Babizhayev Mark A, Nikolayev Gennady N, Goryachev Sergey N, Bours Johan
Moscow Helmholtz Research Institute of Eye Diseases, 14/19 Sadovaya Chernogryazskaya, Moscow, Russian Federation.
Biochim Biophys Acta. 2002 Jul 29;1598(1-2):46-54. doi: 10.1016/s0167-4838(02)00314-x.

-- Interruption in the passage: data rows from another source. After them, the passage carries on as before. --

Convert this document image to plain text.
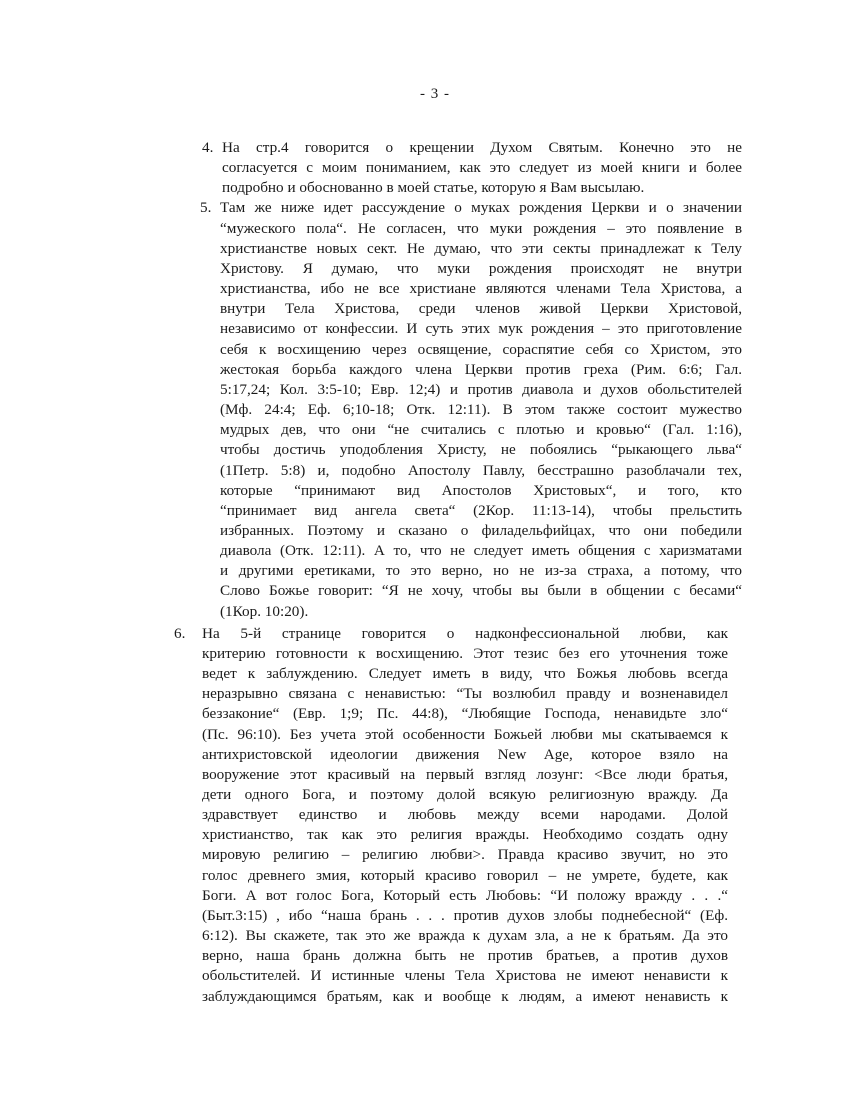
- 3 -
4. На стр.4 говорится о крещении Духом Святым. Конечно это не
согласуется с моим пониманием, как это следует из моей книги и более
подробно и обоснованно в моей статье, которую я Вам высылаю.
5. Там же ниже идет рассуждение о муках рождения Церкви и о значении
“мужеского пола“. Не согласен, что муки рождения – это появление в
христианстве новых сект. Не думаю, что эти секты принадлежат к Телу
Христову. Я думаю, что муки рождения происходят не внутри
христианства, ибо не все христиане являются членами Тела Христова, а
внутри Тела Христова, среди членов живой Церкви Христовой,
независимо от конфессии. И суть этих мук рождения – это приготовление
себя к восхищению через освящение, сораспятие себя со Христом, это
жестокая борьба каждого члена Церкви против греха (Рим. 6:6; Гал.
5:17,24; Кол. 3:5-10; Евр. 12;4) и против диавола и духов обольстителей
(Мф. 24:4; Еф. 6;10-18; Отк. 12:11). В этом также состоит мужество
мудрых дев, что они “не считались с плотью и кровью“ (Гал. 1:16),
чтобы достичь уподобления Христу, не побоялись “рыкающего льва“
(1Петр. 5:8) и, подобно Апостолу Павлу, бесстрашно разоблачали тех,
которые “принимают вид Апостолов Христовых“, и того, кто
“принимает вид ангела света“ (2Кор. 11:13-14), чтобы прельстить
избранных. Поэтому и сказано о филадельфийцах, что они победили
диавола (Отк. 12:11). А то, что не следует иметь общения с харизматами
и другими еретиками, то это верно, но не из-за страха, а потому, что
Слово Божье говорит: “Я не хочу, чтобы вы были в общении с бесами“
(1Кор. 10:20).
6.	На 5-й странице говорится о надконфессиональной любви, как
критерию готовности к восхищению. Этот тезис без его уточнения тоже
ведет к заблуждению. Следует иметь в виду, что Божья любовь всегда
неразрывно связана с ненавистью: “Ты возлюбил правду и возненавидел
беззаконие“ (Евр. 1;9; Пс. 44:8), “Любящие Господа, ненавидьте зло“
(Пс. 96:10). Без учета этой особенности Божьей любви мы скатываемся к
антихристовской идеологии движения New Age, которое взяло на
вооружение этот красивый на первый взгляд лозунг: <Все люди братья,
дети одного Бога, и поэтому долой всякую религиозную вражду. Да
здравствует единство и любовь между всеми народами. Долой
христианство, так как это религия вражды. Необходимо создать одну
мировую религию – религию любви>. Правда красиво звучит, но это
голос древнего змия, который красиво говорил – не умрете, будете, как
Боги. А вот голос Бога, Который есть Любовь: “И положу вражду . . .“
(Быт.3:15) , ибо “наша брань . . . против духов злобы поднебесной“ (Еф.
6:12). Вы скажете, так это же вражда к духам зла, а не к братьям. Да это
верно, наша брань должна быть не против братьев, а против духов
обольстителей. И истинные члены Тела Христова не имеют ненависти к
заблуждающимся братьям, как и вообще к людям, а имеют ненависть к
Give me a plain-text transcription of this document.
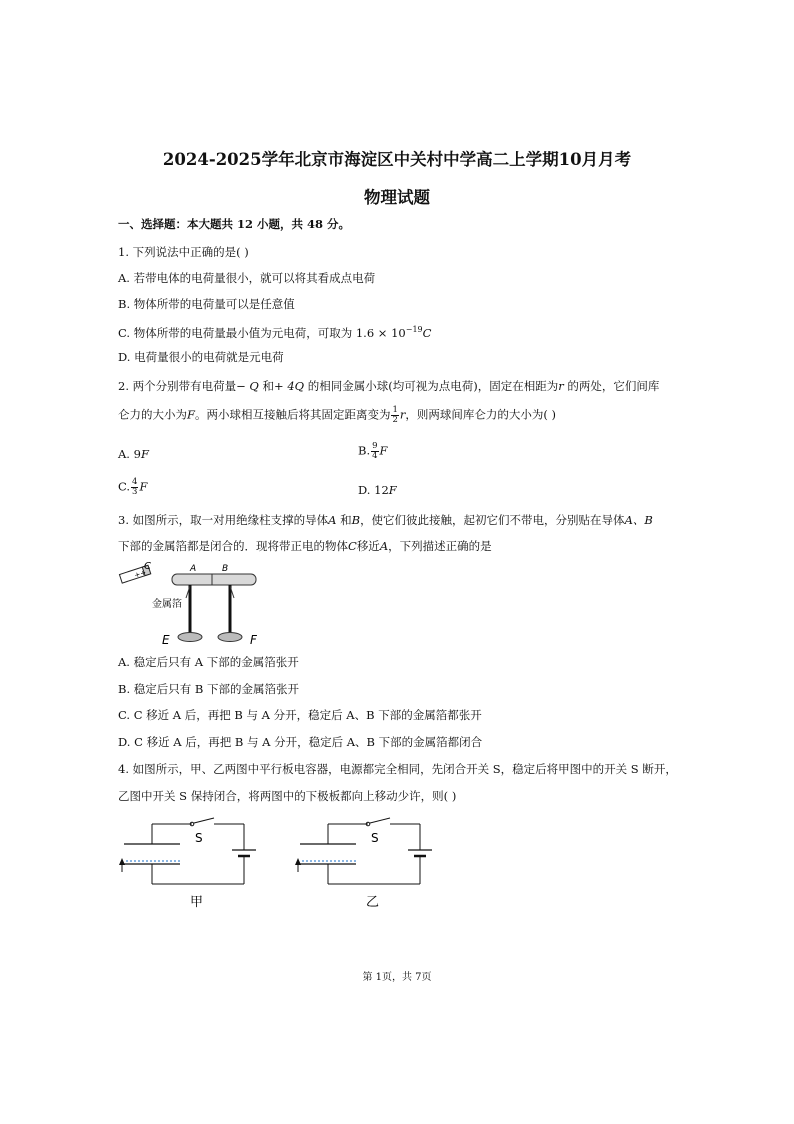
2024-2025学年北京市海淀区中关村中学高二上学期10月月考
物理试题
一、选择题：本大题共 12 小题，共 48 分。
1. 下列说法中正确的是( )
A. 若带电体的电荷量很小，就可以将其看成点电荷
B. 物体所带的电荷量可以是任意值
C. 物体所带的电荷量最小值为元电荷，可取为 $1.6 \times 10^{-19}C$
D. 电荷量很小的电荷就是元电荷
2. 两个分别带有电荷量− Q 和+ 4Q 的相同金属小球(均可视为点电荷)，固定在相距为r 的两处，它们间库
仑力的大小为F。两小球相互接触后将其固定距离变为 $\frac{1}{2}$ r，则两球间库仑力的大小为( )
A. 9F	B. $\frac{9}{4}$ F
C. $\frac{4}{3}$ F	D. 12F
3. 如图所示，取一对用绝缘柱支撑的导体A 和B，使它们彼此接触，起初它们不带电，分别贴在导体A、B
下部的金属箔都是闭合的．现将带正电的物体C移近A，下列描述正确的是
+
+
C	A	B
金属箔
E	F
A. 稳定后只有 A 下部的金属箔张开
B. 稳定后只有 B 下部的金属箔张开
C. C 移近 A 后，再把 B 与 A 分开，稳定后 A、B 下部的金属箔都张开
D. C 移近 A 后，再把 B 与 A 分开，稳定后 A、B 下部的金属箔都闭合
4. 如图所示，甲、乙两图中平行板电容器，电源都完全相同，先闭合开关 S，稳定后将甲图中的开关 S 断开，
乙图中开关 S 保持闭合，将两图中的下极板都向上移动少许，则( )
S
甲
S
乙
第 1页，共 7页
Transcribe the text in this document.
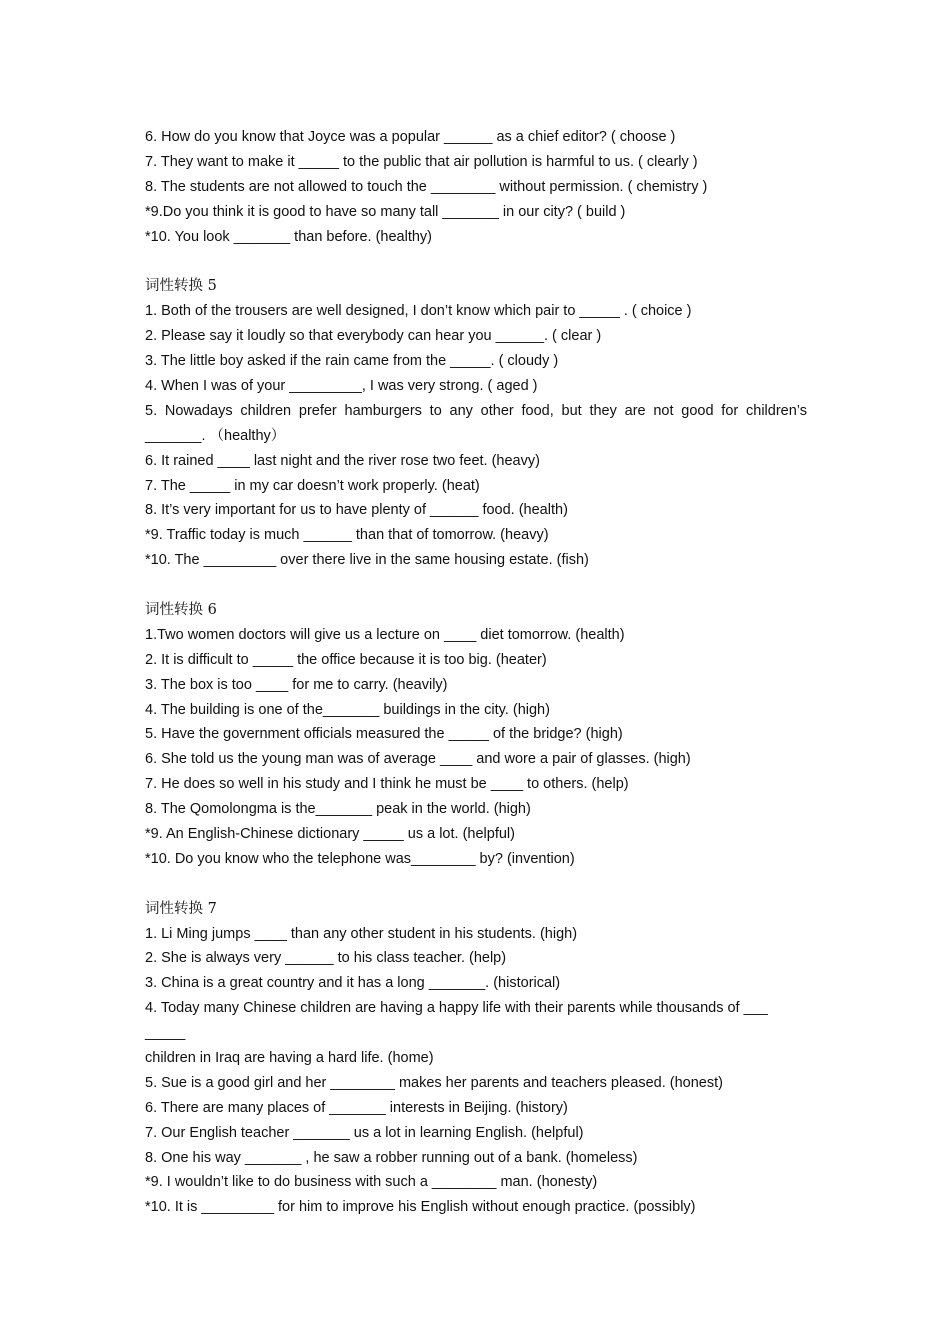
6. How do you know that Joyce was a popular ______ as a chief editor? ( choose )
7. They want to make it _____ to the public that air pollution is harmful to us. ( clearly )
8. The students are not allowed to touch the ________ without permission. ( chemistry )
*9.Do you think it is good to have so many tall _______ in our city? ( build )
*10. You look _______ than before. (healthy)
词性转换 5
1. Both of the trousers are well designed, I don’t know which pair to _____ . ( choice )
2. Please say it loudly so that everybody can hear you ______. ( clear )
3. The little boy asked if the rain came from the _____. ( cloudy )
4. When I was of your _________, I was very strong. ( aged )
5. Nowadays children prefer hamburgers to any other food, but they are not good for children’s _______. （healthy）
6. It rained ____ last night and the river rose two feet. (heavy)
7. The _____ in my car doesn’t work properly. (heat)
8. It’s very important for us to have plenty of ______ food. (health)
*9. Traffic today is much ______ than that of tomorrow. (heavy)
*10. The _________ over there live in the same housing estate. (fish)
词性转换 6
1.Two women doctors will give us a lecture on ____ diet tomorrow. (health)
2. It is difficult to _____ the office because it is too big. (heater)
3. The box is too ____ for me to carry. (heavily)
4. The building is one of the_______ buildings in the city. (high)
5. Have the government officials measured the _____ of the bridge? (high)
6. She told us the young man was of average ____ and wore a pair of glasses. (high)
7. He does so well in his study and I think he must be ____ to others. (help)
8. The Qomolongma is the_______ peak in the world. (high)
*9. An English-Chinese dictionary _____ us a lot. (helpful)
*10. Do you know who the telephone was________ by? (invention)
词性转换 7
1. Li Ming jumps ____ than any other student in his students. (high)
2. She is always very ______ to his class teacher. (help)
3. China is a great country and it has a long _______. (historical)
4. Today many Chinese children are having a happy life with their parents while thousands of ___
_____
children in Iraq are having a hard life. (home)
5. Sue is a good girl and her ________ makes her parents and teachers pleased. (honest)
6. There are many places of _______ interests in Beijing. (history)
7. Our English teacher _______ us a lot in learning English. (helpful)
8. One his way _______ , he saw a robber running out of a bank. (homeless)
*9. I wouldn’t like to do business with such a ________ man. (honesty)
*10. It is _________ for him to improve his English without enough practice. (possibly)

The water-binding properties of bovine lens alpha-crystallin, collagen from calf skin and bovine serum albumin (BSA), were investigated with various techniques. The water absorptive capacity was obtained in high vacuum desorption experiments volumetrically, and also gravimetrically in controlled atmosphere experiments. NMR spin-echo technique was used to study the hydration of protein samples and to determine the spin-spin relaxation times (T2) from the protons of water, absorbed on the proteins. Isolated bovine lenses were sectioned into 11-12 morphological layers (from anterior cortex through nucleus to posterior cortex). Crystallin profiles were obtained for each lens layer using thin-layer isoelectric focusing in polyacrylamide gel (IEF). The water content in relation to dry weight of proteins was measured in individual morphological lens layers. During the water vapor uptake P/P(0)=0.75, alpha-crystallin did not absorb water, suggesting that hydrophobic regions of the protein are exposed to the aqueous solvent. At P/P(0)=1.0, the absorption of water by alpha-crystallin was 17% with a single component decay character of spin-echo (T2=3 ms). Addition of water to alpha-crystallin to about 50% of its w/w in the protein sample showed T2=8 ms with only one single component decay of the spin-echo signal. The single component decay character of the spin-echo indicates at the tightly bound water by alpha-crystallin. Under a relative humidity P/P(0)=1.0, collagen and BSA absorbed correspondingly 19.3% and 28% of water and showed a two-component decay curve with T2 of about 5 and 40 ms. The findings demonstrate the presence of two water fractions in collagen and BSA which are separated in space. The IEF data suggest a tight binding of water with alpha-crystallin with similar distribution patterns in the lens layers. The IEF data demonstrate a possible chaperone-like function for alpha-crystallin in the nucleus and inner cortex of the lens, but not in the outer cortex. To conclude, it was found that alpha-crystallin can immobilize and bind water to a greater extent than other proteins such as collagen and BSA. These results shed new light on structural properties of alpha-crystallin and have important implications for understanding the mechanism of the chaperone-like action of this protein in the lens and non-ocular tissues.
利用多种技术研究了牛晶状体α-晶体蛋白、小牛皮胶原蛋白和牛血清白蛋白(BSA)的水结合特性。在高真空解吸实验中通过体积法获得吸水能力,在可控气氛实验中通过重量法获得吸水能力。利用核磁共振自旋回波技术研究蛋白质样品的水合作用,并测定吸附在蛋白质上的水分子质子的自旋-自旋弛豫时间(T2)。将分离出的牛晶状体切成11 - 12个形态学层面(从前皮质穿过核到后皮质)。使用聚丙烯酰胺凝胶薄层等电聚焦(IEF)获得每个晶状体层面的晶体蛋白分布图。测定了各个晶状体形态学层面中蛋白质干重对应的含水量。在水蒸气吸收过程中,当P/P(0)=0.75时,α-晶体蛋白不吸水,这表明该蛋白质的疏水区域暴露于水性溶剂中。当P/P(0)=1.0时,α-晶体蛋白的吸水量为17%,自旋回波具有单组分衰减特征(T2 = 3毫秒)。向α-晶体蛋白中加入水,使其在蛋白质样品中的重量比达到约50%时,自旋回波信号仅呈现单组分衰减,T2 = 8毫秒。自旋回波的单组分衰减特征表明α-晶体蛋白对水的紧密结合。在相对湿度P/P(0)=1.0下,胶原蛋白和BSA的吸水量分别为19.3%和28%,并呈现出双组分衰减曲线,T2约为5毫秒和40毫秒。这些发现表明胶原蛋白和BSA中存在两种在空间上分离的水分级分。IEF数据表明水与α-晶体蛋白紧密结合,在晶状体各层面具有相似的分布模式。IEF数据表明α-晶体蛋白在晶状体的核和内皮质中可能具有类似伴侣蛋白的功能,但在外皮质中则不然。总之,发现α-晶体蛋白比其他蛋白质如胶原蛋白和BSA能在更大程度上固定和结合水。这些结果为α-晶体蛋白的结构特性提供了新的线索,对于理解该蛋白在晶状体和非眼组织中类似伴侣蛋白作用的机制具有重要意义。